I nodded, turned around and left. No more chances. That was it and I was done.
My best friend was there for me, in and out of that relationship. She said the right things at the right time and hugged at the right parts, but while I was away she’d changed her ways too. After her boyfriend dumped her, she was a mess and heading down the same nasty path as my old daredevil. Again I became blind and followed. I didn’t think I had anywhere else to go. It wasn’t until the last few months of school did our new trio finally break. Our wild ride had come to an end when authority put its big foot in our crooked path. Together we made a pact to change. We promised our parents and each other that we were going to recover and look out for one another along the way.
Last day of school, the third party breaks our pact and that friendship was over. I was committed to change and if she couldn’t handle it then I didn’t need someone like her in my life anymore. I’d met a better guy, who my parents loved, and so did I.
“I know who you used to be, but I know that’s not the girl you are today. I am in love with you Ally and I know you’re better than that.”
He moved across the country, but he was there for me every night of that never ending summer.

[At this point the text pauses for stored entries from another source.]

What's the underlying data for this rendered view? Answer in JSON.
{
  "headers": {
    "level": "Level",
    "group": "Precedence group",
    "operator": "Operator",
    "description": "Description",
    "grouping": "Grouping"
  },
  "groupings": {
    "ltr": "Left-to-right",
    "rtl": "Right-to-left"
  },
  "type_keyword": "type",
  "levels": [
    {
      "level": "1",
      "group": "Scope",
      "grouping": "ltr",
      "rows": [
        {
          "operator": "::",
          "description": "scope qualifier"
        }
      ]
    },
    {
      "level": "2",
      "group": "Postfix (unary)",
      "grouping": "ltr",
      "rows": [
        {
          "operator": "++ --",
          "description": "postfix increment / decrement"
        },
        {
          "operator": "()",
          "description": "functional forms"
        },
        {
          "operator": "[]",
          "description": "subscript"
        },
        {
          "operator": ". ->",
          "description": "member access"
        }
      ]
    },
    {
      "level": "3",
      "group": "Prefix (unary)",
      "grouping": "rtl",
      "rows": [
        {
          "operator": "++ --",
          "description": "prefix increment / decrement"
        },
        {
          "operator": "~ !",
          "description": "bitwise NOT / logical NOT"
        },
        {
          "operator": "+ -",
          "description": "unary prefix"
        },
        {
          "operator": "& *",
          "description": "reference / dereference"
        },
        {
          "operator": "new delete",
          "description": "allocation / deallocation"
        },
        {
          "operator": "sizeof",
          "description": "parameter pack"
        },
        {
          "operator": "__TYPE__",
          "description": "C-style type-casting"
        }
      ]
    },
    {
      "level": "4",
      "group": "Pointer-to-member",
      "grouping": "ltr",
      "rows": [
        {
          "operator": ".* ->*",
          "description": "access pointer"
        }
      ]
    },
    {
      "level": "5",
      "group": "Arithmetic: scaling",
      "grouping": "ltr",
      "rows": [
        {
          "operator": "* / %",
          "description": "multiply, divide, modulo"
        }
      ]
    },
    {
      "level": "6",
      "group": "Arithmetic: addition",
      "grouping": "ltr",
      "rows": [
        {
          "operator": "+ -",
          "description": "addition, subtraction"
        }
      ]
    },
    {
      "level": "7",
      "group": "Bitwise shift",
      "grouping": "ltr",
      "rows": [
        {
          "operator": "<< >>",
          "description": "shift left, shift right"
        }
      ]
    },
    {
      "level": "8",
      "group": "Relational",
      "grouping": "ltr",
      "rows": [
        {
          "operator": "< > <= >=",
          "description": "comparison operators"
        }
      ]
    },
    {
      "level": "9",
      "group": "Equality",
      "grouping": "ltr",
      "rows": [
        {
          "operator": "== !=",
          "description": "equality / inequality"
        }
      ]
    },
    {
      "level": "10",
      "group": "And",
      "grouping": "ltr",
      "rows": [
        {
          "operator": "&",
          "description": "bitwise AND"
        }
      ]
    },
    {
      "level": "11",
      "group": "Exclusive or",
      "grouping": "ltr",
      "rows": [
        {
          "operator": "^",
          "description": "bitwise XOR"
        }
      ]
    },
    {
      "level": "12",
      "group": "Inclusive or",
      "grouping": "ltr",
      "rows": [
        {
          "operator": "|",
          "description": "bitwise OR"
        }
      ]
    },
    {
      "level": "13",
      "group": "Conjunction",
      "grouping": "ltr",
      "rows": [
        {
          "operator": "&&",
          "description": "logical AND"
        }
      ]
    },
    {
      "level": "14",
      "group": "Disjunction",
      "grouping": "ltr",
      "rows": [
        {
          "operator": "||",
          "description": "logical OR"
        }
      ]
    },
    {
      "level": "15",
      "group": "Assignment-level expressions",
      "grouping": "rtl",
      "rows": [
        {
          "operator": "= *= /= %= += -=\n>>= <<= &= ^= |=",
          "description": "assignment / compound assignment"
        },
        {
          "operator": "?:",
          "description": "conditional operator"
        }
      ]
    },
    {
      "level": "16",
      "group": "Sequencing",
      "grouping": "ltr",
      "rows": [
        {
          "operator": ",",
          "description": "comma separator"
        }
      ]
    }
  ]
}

My night of final realization came when a harmless party crossed some lines. I found out the other friends she’d been hanging out with, weren’t considered the “good kids” of the neighborhood. I had guessed that, but I didn’t want to make any assumptions until I knew for sure. That night, I found out my worst fears had been confirmed. I confronted my so-called best friend about her old habits that never died. She admitted that it happened again and I told her that I didn’t need to be around someone who is going to lie to her parents, my parents, and especially to me. I made sure she found her own ride home that night and I haven’t gone back to her since.
“I’m proud of you. I know it took a lot to do that, but you did the right thing. You’re such a great girl and your bravery is one of the many reasons I love you so much.” He always knew the right thing to say to make me feel like everything I went through was for a good reason.
I made new friends and survived the long summer by looking at scholarships and colleges. I was ready for a new year of school to start and a new group of friends. It’s my year and I’m ready to finally do what I’ve always wanted and that’s playing Waterpolo, writing stories, and hanging out with my real friends. I am strong. I know how to say “no” and I know what to do in order to obtain what desire most. I am not afraid to stand up for what I believe in and I’m not afraid to keep my mouth shut where it needs to be closed. My story started with a friend and doesn’t finish, but continues with some real ones. My parents still love me and my boyfriend has still been there for me throughout everything. I am not entirely proud of the things I’ve done, but I’m not ashamed to say I know where things went wrong. Everyone makes mistakes and for admitting and correcting mine, I am strong.